I arrived in NZ for the first time a year ago today.
The Maori immigration officer greeted me with "Welcome to your new home...". He stamped my passport and sealed a legal process that had been started a few months earlier - I secured my 'right' to permanent residence in arriving here.
This last year my thoughts have often turned to 'home' and where do I, where do we, belong?
We've lived in various people's homes as guests, moved from a house to a caravan to another house; travelled thousands of miles in planes, boats and cars; met hundreds of new people; experienced new foods, places, cultures, customs and traditions.
I've seen sin in my life held up to scrutiny as unfamiliar surrounds have given opportuntiy to see afresh and appreciate anew who I am and what I'm like: removing the excuse that sin arises because of external circumstances - I face sin regardless of which side of the equator I'm on or the company I keep.
We have seen God provide for us: spiritually - in reminding us of the sufficiency of grace and the power of the gospel, in opening up our hearts to grow in repentance and truth and in moving people to pray for us; financially as old friends and new partners in the gospel have sacrifically given to meet our needs; practically in a million and one ways thus demonstrating that His glory is the most important thing in the universe. We have had all that we have needed; and often far more than that.
I have come to realise that I belong here - wherever here is: God has provided this day, this hour and this place and ordained it for His praise, His glory and His honour. Every day, every place, every person is a gift - a gift from His glory for His glory, and it is an amazing privilege to witness it and be a part of it.

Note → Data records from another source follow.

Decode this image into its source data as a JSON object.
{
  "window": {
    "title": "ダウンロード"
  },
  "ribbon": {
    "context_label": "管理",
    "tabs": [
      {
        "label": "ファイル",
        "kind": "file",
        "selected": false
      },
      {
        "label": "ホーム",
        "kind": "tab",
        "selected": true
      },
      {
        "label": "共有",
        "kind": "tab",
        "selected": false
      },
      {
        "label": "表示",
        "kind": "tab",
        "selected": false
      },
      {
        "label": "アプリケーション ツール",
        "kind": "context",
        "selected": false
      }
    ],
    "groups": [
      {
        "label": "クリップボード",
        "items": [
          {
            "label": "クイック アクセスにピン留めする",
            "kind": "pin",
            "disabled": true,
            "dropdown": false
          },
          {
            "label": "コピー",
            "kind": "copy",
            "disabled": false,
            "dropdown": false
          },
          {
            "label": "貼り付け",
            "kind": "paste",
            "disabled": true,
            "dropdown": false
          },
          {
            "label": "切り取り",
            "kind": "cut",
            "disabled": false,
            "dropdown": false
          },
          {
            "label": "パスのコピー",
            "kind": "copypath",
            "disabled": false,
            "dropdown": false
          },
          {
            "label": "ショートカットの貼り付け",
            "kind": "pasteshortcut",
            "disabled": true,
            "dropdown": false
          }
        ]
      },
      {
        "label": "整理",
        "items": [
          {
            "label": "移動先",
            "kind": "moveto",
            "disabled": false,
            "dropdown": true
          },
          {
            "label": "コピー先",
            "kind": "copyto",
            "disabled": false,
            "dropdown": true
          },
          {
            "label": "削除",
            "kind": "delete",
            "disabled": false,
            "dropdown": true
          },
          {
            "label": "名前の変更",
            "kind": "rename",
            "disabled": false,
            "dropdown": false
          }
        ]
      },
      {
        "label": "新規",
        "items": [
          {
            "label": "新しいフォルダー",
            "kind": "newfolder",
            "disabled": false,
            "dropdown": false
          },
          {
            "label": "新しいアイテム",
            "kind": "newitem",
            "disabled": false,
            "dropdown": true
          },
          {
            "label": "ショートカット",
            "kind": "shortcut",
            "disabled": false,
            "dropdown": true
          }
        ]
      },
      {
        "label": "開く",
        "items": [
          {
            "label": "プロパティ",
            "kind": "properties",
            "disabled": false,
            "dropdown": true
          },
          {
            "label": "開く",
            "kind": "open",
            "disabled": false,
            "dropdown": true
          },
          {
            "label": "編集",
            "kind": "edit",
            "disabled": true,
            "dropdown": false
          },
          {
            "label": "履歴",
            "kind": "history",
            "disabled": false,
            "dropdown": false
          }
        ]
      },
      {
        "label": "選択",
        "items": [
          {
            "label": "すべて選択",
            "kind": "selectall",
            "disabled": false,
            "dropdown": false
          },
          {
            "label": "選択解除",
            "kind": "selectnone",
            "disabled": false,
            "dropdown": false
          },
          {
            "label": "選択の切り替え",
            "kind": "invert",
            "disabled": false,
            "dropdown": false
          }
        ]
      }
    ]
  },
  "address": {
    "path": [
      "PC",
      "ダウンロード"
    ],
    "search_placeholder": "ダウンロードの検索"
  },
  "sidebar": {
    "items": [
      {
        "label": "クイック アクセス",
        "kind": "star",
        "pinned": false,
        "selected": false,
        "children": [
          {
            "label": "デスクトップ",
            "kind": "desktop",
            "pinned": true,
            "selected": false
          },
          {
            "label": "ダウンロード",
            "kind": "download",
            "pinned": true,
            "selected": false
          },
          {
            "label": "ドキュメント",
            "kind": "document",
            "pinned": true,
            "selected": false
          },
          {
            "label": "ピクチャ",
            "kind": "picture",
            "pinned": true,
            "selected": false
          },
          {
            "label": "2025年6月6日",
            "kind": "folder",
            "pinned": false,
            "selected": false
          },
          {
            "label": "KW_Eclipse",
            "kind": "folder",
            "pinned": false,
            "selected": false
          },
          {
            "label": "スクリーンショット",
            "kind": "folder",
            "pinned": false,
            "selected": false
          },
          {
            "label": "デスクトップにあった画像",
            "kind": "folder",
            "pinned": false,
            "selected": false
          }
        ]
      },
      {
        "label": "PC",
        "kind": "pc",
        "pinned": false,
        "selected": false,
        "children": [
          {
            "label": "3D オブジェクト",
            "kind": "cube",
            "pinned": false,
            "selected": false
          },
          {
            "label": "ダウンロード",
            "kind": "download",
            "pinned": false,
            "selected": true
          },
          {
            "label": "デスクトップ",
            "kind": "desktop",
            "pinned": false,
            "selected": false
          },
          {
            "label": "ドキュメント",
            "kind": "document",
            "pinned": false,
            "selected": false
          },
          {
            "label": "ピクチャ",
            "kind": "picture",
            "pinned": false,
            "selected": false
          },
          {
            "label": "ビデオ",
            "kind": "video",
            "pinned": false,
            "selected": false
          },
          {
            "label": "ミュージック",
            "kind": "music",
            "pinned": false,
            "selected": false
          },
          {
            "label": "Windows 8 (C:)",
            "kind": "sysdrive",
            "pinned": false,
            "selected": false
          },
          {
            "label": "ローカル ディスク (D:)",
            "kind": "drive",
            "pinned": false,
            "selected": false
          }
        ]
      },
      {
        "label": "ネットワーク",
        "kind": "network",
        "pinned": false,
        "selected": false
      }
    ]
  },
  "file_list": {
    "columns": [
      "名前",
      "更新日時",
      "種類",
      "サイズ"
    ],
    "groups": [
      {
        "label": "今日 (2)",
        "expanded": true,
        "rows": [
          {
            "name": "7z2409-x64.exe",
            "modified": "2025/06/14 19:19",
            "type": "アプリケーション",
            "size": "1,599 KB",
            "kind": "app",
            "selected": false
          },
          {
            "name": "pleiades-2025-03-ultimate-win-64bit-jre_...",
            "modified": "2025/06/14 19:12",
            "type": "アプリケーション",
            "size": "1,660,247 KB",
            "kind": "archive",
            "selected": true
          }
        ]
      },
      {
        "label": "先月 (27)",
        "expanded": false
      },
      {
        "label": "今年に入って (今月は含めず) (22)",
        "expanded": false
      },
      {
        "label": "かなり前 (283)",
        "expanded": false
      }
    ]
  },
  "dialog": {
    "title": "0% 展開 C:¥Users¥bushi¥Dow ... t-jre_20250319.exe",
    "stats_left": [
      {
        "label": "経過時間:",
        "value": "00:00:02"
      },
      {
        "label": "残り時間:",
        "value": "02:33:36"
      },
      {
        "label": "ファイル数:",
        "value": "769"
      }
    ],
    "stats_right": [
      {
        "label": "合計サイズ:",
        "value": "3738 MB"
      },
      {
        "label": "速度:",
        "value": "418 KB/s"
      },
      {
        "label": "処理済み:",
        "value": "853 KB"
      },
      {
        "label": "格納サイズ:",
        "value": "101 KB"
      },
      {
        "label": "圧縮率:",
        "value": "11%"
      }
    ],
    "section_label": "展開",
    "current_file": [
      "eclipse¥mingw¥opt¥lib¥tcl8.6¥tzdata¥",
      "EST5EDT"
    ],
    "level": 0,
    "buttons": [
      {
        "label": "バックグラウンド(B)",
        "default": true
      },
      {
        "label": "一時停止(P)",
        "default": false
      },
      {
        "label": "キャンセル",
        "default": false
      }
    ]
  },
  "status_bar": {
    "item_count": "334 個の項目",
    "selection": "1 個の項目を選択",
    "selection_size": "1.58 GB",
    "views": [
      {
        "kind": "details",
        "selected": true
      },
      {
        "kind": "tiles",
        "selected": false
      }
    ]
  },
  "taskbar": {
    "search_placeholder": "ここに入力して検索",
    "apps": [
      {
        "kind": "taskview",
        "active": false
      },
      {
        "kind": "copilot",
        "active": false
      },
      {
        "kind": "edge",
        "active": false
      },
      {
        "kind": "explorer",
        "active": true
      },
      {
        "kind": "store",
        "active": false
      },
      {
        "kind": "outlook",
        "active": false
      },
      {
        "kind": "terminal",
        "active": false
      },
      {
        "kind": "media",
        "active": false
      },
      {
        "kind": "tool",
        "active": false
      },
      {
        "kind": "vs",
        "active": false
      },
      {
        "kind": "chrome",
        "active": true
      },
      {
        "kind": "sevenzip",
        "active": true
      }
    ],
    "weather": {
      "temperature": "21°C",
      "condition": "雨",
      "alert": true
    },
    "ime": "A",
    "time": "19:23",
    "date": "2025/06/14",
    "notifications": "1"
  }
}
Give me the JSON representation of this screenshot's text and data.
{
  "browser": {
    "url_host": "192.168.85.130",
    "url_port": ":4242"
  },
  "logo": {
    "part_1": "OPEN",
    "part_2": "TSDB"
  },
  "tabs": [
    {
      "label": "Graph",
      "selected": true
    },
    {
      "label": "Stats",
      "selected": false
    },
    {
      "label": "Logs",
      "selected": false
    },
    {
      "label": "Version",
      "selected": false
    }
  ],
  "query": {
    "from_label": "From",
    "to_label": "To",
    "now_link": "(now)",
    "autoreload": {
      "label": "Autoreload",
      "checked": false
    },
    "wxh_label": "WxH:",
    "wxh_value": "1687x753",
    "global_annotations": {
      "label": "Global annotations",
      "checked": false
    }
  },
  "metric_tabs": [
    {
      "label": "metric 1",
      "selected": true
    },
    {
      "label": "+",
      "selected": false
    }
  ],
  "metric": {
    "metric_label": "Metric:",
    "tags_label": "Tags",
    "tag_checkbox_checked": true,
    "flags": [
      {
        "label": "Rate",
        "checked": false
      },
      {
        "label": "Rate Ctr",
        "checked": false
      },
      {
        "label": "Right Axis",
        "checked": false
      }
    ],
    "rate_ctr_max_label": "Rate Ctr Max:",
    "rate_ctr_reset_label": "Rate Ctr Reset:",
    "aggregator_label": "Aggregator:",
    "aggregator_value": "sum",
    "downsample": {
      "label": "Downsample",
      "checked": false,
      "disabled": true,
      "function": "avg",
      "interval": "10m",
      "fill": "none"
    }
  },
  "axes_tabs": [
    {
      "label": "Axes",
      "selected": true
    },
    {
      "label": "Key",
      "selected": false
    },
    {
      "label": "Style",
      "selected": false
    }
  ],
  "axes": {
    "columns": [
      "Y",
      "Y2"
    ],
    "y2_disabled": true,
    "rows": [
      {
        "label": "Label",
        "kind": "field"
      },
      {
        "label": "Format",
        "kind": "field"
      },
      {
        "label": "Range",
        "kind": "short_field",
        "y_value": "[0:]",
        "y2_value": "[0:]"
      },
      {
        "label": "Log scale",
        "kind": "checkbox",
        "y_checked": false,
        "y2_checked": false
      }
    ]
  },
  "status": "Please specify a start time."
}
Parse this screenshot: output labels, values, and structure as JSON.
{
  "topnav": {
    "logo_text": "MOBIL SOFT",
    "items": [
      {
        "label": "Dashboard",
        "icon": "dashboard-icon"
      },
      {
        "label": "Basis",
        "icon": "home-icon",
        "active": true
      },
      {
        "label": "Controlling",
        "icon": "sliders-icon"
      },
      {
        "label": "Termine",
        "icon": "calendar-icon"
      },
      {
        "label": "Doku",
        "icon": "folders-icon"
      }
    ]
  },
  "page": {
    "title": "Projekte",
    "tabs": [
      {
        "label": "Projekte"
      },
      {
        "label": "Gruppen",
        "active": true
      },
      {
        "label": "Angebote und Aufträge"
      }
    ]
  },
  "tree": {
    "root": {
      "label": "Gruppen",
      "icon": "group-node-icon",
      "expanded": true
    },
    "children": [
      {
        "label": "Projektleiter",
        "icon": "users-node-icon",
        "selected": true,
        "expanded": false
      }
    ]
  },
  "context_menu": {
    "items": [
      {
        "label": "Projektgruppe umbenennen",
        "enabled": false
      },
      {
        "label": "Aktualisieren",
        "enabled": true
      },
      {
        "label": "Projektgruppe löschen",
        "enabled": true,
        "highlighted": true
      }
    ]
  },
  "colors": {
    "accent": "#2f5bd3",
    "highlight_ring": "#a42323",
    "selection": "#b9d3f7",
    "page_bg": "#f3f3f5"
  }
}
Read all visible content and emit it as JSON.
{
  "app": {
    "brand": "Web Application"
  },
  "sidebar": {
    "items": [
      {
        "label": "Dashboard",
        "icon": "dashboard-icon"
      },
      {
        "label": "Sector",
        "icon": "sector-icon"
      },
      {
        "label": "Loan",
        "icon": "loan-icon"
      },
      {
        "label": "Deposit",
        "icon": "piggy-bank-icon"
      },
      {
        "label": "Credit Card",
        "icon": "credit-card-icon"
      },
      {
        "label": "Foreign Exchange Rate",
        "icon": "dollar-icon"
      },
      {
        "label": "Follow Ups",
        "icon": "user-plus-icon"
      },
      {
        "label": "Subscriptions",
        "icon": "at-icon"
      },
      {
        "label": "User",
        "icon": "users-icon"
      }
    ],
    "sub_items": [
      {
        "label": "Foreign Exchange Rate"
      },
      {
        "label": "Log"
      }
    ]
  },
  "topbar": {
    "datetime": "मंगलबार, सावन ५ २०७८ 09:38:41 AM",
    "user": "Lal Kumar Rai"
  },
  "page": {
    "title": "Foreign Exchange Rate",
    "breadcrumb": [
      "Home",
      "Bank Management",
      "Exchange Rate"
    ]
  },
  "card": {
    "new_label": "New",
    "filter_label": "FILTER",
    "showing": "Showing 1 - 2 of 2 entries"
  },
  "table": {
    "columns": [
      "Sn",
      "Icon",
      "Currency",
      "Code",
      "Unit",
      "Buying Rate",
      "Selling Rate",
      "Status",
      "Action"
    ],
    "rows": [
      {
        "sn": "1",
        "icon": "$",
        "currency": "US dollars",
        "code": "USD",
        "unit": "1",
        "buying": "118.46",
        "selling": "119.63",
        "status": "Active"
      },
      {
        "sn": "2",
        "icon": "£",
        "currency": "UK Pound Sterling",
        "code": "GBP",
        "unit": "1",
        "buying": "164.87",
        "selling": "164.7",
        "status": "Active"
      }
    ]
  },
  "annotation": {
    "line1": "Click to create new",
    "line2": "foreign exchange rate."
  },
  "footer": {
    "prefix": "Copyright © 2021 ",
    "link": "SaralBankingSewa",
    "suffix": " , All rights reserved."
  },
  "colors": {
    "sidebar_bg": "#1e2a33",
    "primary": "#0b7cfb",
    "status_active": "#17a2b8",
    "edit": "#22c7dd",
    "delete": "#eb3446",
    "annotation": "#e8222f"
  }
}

Dan recently blogged 150 reasons to give thanks - it made me think and repent. Too often over the last year, as I've thought about where I belong, as I've faced up to the opporunities and the challenges that we have faced as a family I have more often thought about the cost to me, to my family, the inconveniences and the losses. I have not given thanks in the profound ways that God deserves.
Once again a hymn expresses it more aptly than I could on my own:
“For who has known the mind of the Lord,
For from him and through him and to him are all things.